OvO is often used with kernel methods like SVMs because training time for kernel methods scales super-linearly with dataset size, and each OvO classifier trains on a smaller subset of the data. The disadvantage is that the number of classifiers grows quadratically with the number of classes.

Comparison of strategies

Strategy	Number of models	Probability output	Handles non-exclusive classes	Training complexity
Softmax (multinomial)	1	Yes, well-calibrated	No	Single optimization
One-vs-rest (OvR)	K	No (requires calibration)	Yes	K independent problems
One-vs-one (OvO)	K(K-1)/2	No (requires calibration)	Yes	K(K-1)/2 independent problems

The softmax approach is generally preferred when classes are mutually exclusive and when calibrated probability estimates are needed. OvR is more flexible and works with any binary classifier. OvO is mainly used with SVMs or other classifiers that benefit from training on smaller subsets.

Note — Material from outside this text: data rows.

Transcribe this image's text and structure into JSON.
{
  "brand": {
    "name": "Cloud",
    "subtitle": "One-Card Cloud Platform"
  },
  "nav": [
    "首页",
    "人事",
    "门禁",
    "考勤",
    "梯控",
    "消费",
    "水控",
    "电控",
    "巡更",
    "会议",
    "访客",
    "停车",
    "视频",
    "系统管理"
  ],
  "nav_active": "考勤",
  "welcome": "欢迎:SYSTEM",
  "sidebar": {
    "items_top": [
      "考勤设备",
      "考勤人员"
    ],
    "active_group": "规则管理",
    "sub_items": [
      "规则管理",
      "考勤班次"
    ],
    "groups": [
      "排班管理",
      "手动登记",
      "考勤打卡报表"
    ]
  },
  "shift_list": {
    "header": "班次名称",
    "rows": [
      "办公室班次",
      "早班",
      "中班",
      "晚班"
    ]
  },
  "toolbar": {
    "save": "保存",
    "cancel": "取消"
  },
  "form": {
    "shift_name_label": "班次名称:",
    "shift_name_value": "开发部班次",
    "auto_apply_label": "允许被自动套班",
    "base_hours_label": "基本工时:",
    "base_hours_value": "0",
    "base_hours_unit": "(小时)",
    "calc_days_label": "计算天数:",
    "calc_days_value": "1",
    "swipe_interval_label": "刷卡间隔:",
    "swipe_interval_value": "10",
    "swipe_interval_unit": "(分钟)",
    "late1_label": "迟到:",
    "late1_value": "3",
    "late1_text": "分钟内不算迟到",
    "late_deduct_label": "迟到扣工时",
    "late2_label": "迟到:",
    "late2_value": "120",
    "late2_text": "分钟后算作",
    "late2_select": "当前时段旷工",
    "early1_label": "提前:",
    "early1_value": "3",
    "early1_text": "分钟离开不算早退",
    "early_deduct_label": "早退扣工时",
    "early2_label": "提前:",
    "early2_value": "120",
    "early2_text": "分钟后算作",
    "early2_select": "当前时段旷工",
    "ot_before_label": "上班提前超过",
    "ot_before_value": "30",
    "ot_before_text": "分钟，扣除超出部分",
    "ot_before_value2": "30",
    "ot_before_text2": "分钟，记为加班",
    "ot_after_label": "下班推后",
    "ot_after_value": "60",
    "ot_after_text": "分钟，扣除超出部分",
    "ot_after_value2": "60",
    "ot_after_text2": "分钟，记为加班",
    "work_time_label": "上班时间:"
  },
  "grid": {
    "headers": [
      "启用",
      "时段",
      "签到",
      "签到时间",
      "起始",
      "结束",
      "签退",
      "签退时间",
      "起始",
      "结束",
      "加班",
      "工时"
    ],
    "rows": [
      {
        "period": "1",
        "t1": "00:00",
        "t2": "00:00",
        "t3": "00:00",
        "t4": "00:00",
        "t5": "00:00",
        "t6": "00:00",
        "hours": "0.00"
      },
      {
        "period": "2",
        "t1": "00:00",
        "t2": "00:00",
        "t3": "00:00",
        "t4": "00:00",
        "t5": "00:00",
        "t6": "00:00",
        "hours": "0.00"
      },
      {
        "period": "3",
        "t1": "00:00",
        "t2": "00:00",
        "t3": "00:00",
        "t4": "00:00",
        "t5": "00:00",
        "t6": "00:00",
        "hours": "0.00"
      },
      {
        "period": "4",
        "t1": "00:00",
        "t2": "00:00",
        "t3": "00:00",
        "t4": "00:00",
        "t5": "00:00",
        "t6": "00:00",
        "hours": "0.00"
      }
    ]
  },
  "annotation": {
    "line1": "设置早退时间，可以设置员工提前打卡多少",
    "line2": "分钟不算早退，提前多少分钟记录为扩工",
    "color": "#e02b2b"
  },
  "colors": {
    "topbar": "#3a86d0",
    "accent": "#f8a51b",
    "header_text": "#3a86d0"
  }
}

Connection to maximum entropy

Multi-class logistic regression is mathematically equivalent to the maximum entropy classifier. This equivalence connects two different theoretical traditions: one from statistics (logistic regression) and one from information theory (maximum entropy).

The maximum entropy principle

The principle of maximum entropy, introduced by Edwin Jaynes in 1957, states that when choosing a probability distribution subject to known constraints, one should select the distribution with the greatest entropy (i.e., the distribution that makes the fewest additional assumptions beyond the constraints). Entropy measures the uncertainty in a distribution and is defined as:

H(p) = -sum_k p(k) * log(p(k))

Deriving the model from maximum entropy

In the maximum entropy framework, we want to find a conditional distribution P(y | x) that:

Maximizes the conditional entropy H(Y | X)
Satisfies constraints that the expected value of each feature function under the model distribution matches its empirical expectation in the training data

Solving this constrained optimization problem using Lagrange multipliers yields the log-linear form:

P(y = k | x) = (1 / Z(x)) * exp(w_k^T * x)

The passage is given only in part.